Los usuarios podrán acceder al servicio mediante una aplicación, con tarifas que inician en 8 pesos por desbloqueo y entre 2.49 y 3 pesos por minuto de uso. Además, se ofrecen opciones de pases mensuales para usuarios frecuentes. Aunque el anuncio no especifica el número de usuarios ya registrados, el lanzamiento se considera una apuesta por reducir la dependencia del automóvil particular y fomentar el uso de medios de transporte ecológicos en la región.
Este proyecto se enmarca en un esfuerzo más amplio por modernizar la infraestructura de movilidad en Monterrey, una de las ciudades más grandes de México. La implementación de scooters eléctricos responde a la creciente demanda de soluciones para reducir emisiones contaminantes y aliviar la congestión en las calles. Sin embargo, expertos en transporte han señalado la necesidad de coordinar este servicio con otras iniciativas, como la expansión de ciclovías y la mejora del transporte público.

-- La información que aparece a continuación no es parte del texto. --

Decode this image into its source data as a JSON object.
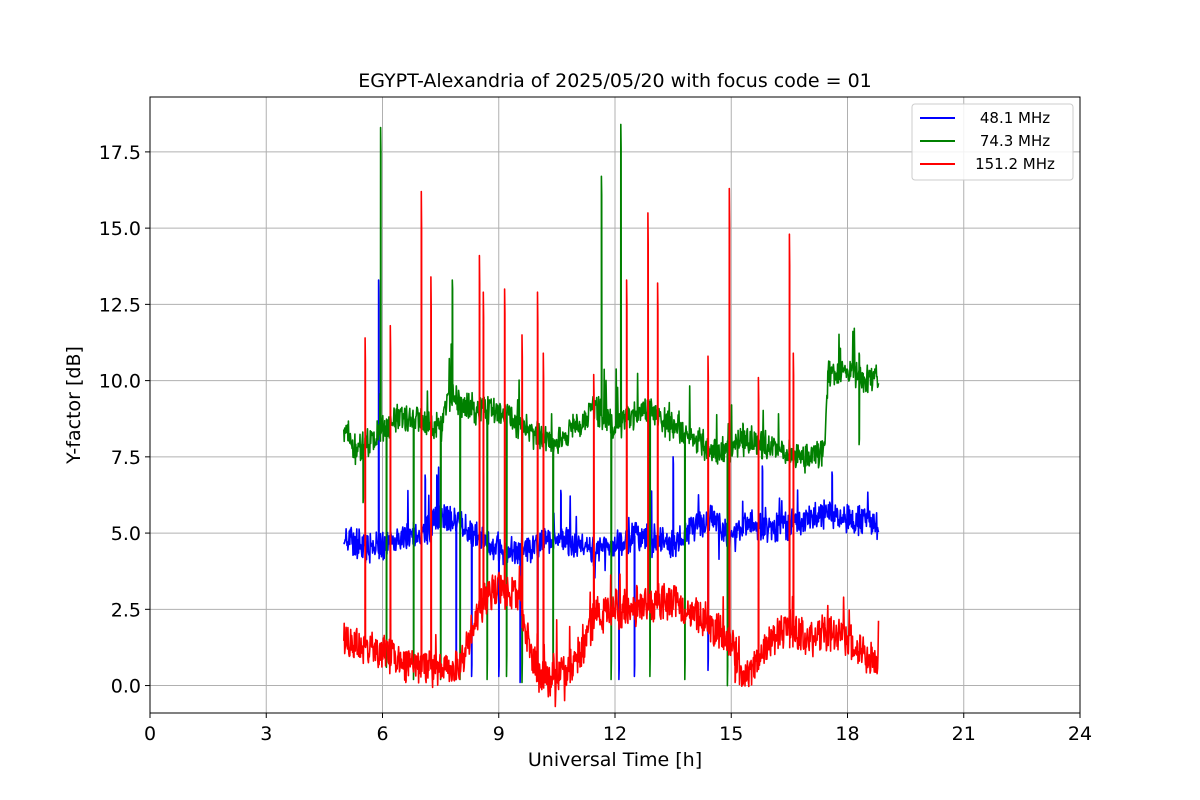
{
  "chart_data": {
    "type": "line",
    "title": "EGYPT-Alexandria of 2025/05/20 with focus code = 01",
    "xlabel": "Universal Time [h]",
    "ylabel": "Y-factor [dB]",
    "xlim": [
      0,
      24
    ],
    "ylim": [
      -0.9,
      19.3
    ],
    "xticks": [
      0,
      3,
      6,
      9,
      12,
      15,
      18,
      21,
      24
    ],
    "yticks": [
      0.0,
      2.5,
      5.0,
      7.5,
      10.0,
      12.5,
      15.0,
      17.5
    ],
    "xtick_labels": [
      "0",
      "3",
      "6",
      "9",
      "12",
      "15",
      "18",
      "21",
      "24"
    ],
    "ytick_labels": [
      "0.0",
      "2.5",
      "5.0",
      "7.5",
      "10.0",
      "12.5",
      "15.0",
      "17.5"
    ],
    "grid": true,
    "legend_position": "top-right",
    "series": [
      {
        "name": "48.1 MHz",
        "color": "#0000ff",
        "baseline": [
          [
            5.0,
            5.0
          ],
          [
            5.3,
            4.7
          ],
          [
            5.6,
            4.4
          ],
          [
            6.0,
            4.6
          ],
          [
            6.5,
            4.8
          ],
          [
            7.0,
            4.9
          ],
          [
            7.5,
            5.6
          ],
          [
            8.0,
            5.3
          ],
          [
            8.5,
            4.8
          ],
          [
            9.0,
            4.5
          ],
          [
            9.5,
            4.4
          ],
          [
            10.0,
            4.6
          ],
          [
            10.5,
            4.9
          ],
          [
            11.0,
            4.5
          ],
          [
            11.5,
            4.4
          ],
          [
            12.0,
            4.6
          ],
          [
            12.5,
            4.9
          ],
          [
            13.0,
            4.8
          ],
          [
            13.5,
            4.6
          ],
          [
            14.0,
            5.2
          ],
          [
            14.5,
            5.5
          ],
          [
            15.0,
            4.8
          ],
          [
            15.5,
            5.4
          ],
          [
            16.0,
            5.1
          ],
          [
            16.5,
            5.3
          ],
          [
            17.0,
            5.5
          ],
          [
            17.5,
            5.7
          ],
          [
            18.0,
            5.5
          ],
          [
            18.5,
            5.4
          ],
          [
            18.8,
            5.3
          ]
        ],
        "spikes": [
          [
            5.9,
            13.3
          ],
          [
            7.1,
            6.9
          ],
          [
            7.4,
            6.9
          ],
          [
            8.6,
            7.0
          ],
          [
            10.6,
            6.4
          ],
          [
            13.5,
            7.5
          ],
          [
            15.8,
            7.2
          ],
          [
            17.6,
            7.0
          ]
        ],
        "dips": [
          [
            7.9,
            0.2
          ],
          [
            8.3,
            0.3
          ],
          [
            9.0,
            0.3
          ],
          [
            9.55,
            0.1
          ],
          [
            10.0,
            0.3
          ],
          [
            12.1,
            0.2
          ],
          [
            12.5,
            0.3
          ],
          [
            14.4,
            0.5
          ]
        ]
      },
      {
        "name": "74.3 MHz",
        "color": "#008000",
        "baseline": [
          [
            5.0,
            8.4
          ],
          [
            5.3,
            7.7
          ],
          [
            5.6,
            8.0
          ],
          [
            6.0,
            8.4
          ],
          [
            6.5,
            8.8
          ],
          [
            7.0,
            8.7
          ],
          [
            7.5,
            8.5
          ],
          [
            7.8,
            9.7
          ],
          [
            8.0,
            9.3
          ],
          [
            8.5,
            9.0
          ],
          [
            9.0,
            9.1
          ],
          [
            9.5,
            8.5
          ],
          [
            10.0,
            8.2
          ],
          [
            10.5,
            7.9
          ],
          [
            11.0,
            8.6
          ],
          [
            11.5,
            9.1
          ],
          [
            12.0,
            8.5
          ],
          [
            12.5,
            8.9
          ],
          [
            13.0,
            9.0
          ],
          [
            13.5,
            8.4
          ],
          [
            14.0,
            8.2
          ],
          [
            14.5,
            7.6
          ],
          [
            15.0,
            7.9
          ],
          [
            15.5,
            8.1
          ],
          [
            16.0,
            7.8
          ],
          [
            16.5,
            7.6
          ],
          [
            17.0,
            7.5
          ],
          [
            17.4,
            7.6
          ],
          [
            17.5,
            10.2
          ],
          [
            18.0,
            10.3
          ],
          [
            18.5,
            10.1
          ],
          [
            18.8,
            10.0
          ]
        ],
        "spikes": [
          [
            5.95,
            18.3
          ],
          [
            7.8,
            13.3
          ],
          [
            11.65,
            16.7
          ],
          [
            12.15,
            18.4
          ],
          [
            15.3,
            8.6
          ],
          [
            18.3,
            10.9
          ]
        ],
        "dips": [
          [
            5.5,
            6.0
          ],
          [
            6.1,
            0.6
          ],
          [
            6.8,
            0.2
          ],
          [
            7.5,
            0.2
          ],
          [
            8.0,
            0.2
          ],
          [
            8.7,
            0.2
          ],
          [
            9.2,
            0.3
          ],
          [
            9.6,
            0.1
          ],
          [
            10.4,
            0.3
          ],
          [
            11.9,
            0.2
          ],
          [
            12.9,
            0.3
          ],
          [
            13.8,
            0.2
          ],
          [
            14.9,
            0.0
          ],
          [
            18.3,
            7.9
          ]
        ]
      },
      {
        "name": "151.2 MHz",
        "color": "#ff0000",
        "baseline": [
          [
            5.0,
            1.5
          ],
          [
            5.5,
            1.3
          ],
          [
            6.0,
            1.0
          ],
          [
            6.5,
            0.8
          ],
          [
            7.0,
            0.6
          ],
          [
            7.5,
            0.5
          ],
          [
            8.0,
            0.6
          ],
          [
            8.5,
            2.5
          ],
          [
            9.0,
            3.3
          ],
          [
            9.5,
            2.8
          ],
          [
            10.0,
            0.3
          ],
          [
            10.5,
            0.3
          ],
          [
            11.0,
            0.8
          ],
          [
            11.5,
            2.3
          ],
          [
            12.0,
            2.5
          ],
          [
            12.5,
            2.6
          ],
          [
            13.0,
            2.6
          ],
          [
            13.5,
            2.8
          ],
          [
            14.0,
            2.4
          ],
          [
            14.5,
            2.0
          ],
          [
            15.0,
            1.5
          ],
          [
            15.3,
            0.3
          ],
          [
            15.7,
            0.8
          ],
          [
            16.0,
            1.5
          ],
          [
            16.5,
            1.9
          ],
          [
            17.0,
            1.5
          ],
          [
            17.5,
            1.7
          ],
          [
            18.0,
            1.5
          ],
          [
            18.5,
            1.0
          ],
          [
            18.8,
            0.9
          ]
        ],
        "spikes": [
          [
            5.55,
            11.4
          ],
          [
            6.2,
            11.8
          ],
          [
            7.0,
            16.2
          ],
          [
            7.25,
            13.4
          ],
          [
            8.5,
            14.1
          ],
          [
            8.6,
            12.9
          ],
          [
            9.15,
            13.0
          ],
          [
            9.6,
            11.5
          ],
          [
            10.0,
            12.9
          ],
          [
            10.15,
            10.9
          ],
          [
            11.45,
            10.2
          ],
          [
            12.3,
            13.3
          ],
          [
            12.85,
            15.5
          ],
          [
            13.1,
            13.2
          ],
          [
            14.4,
            10.8
          ],
          [
            14.95,
            16.3
          ],
          [
            15.7,
            10.1
          ],
          [
            16.5,
            14.8
          ],
          [
            16.6,
            10.9
          ]
        ],
        "dips": [
          [
            6.6,
            0.1
          ],
          [
            7.9,
            0.2
          ],
          [
            10.1,
            0.0
          ],
          [
            15.1,
            0.1
          ]
        ]
      }
    ]
  }
}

Las autoridades locales destacaron que el proyecto incluye medidas de seguridad, como la obligación de usar casco y la limitación de velocidades en zonas peatonales. No obstante, se espera que el éxito del servicio dependa de la aceptación por parte de los ciudadanos y de la capacidad de la empresa para mantener las unidades en buen estado. La falta de datos sobre el número de usuarios activos al momento del anuncio ha generado preguntas sobre el alcance inicial del proyecto.
El lanzamiento de los scooters eléctricos en Monterrey podría tener consecuencias significativas en la cultura de movilidad local. Si se logra integrar con eficacia, podría reducir el tráfico y la contaminación, mientras que también impulsaría la adopción de tecnologías limpias. Sin embargo, su sostenibilidad dependerá de factores como la regulación de su uso, la infraestructura disponible y la percepción de los usuarios frente a los costos y la comodidad del servicio.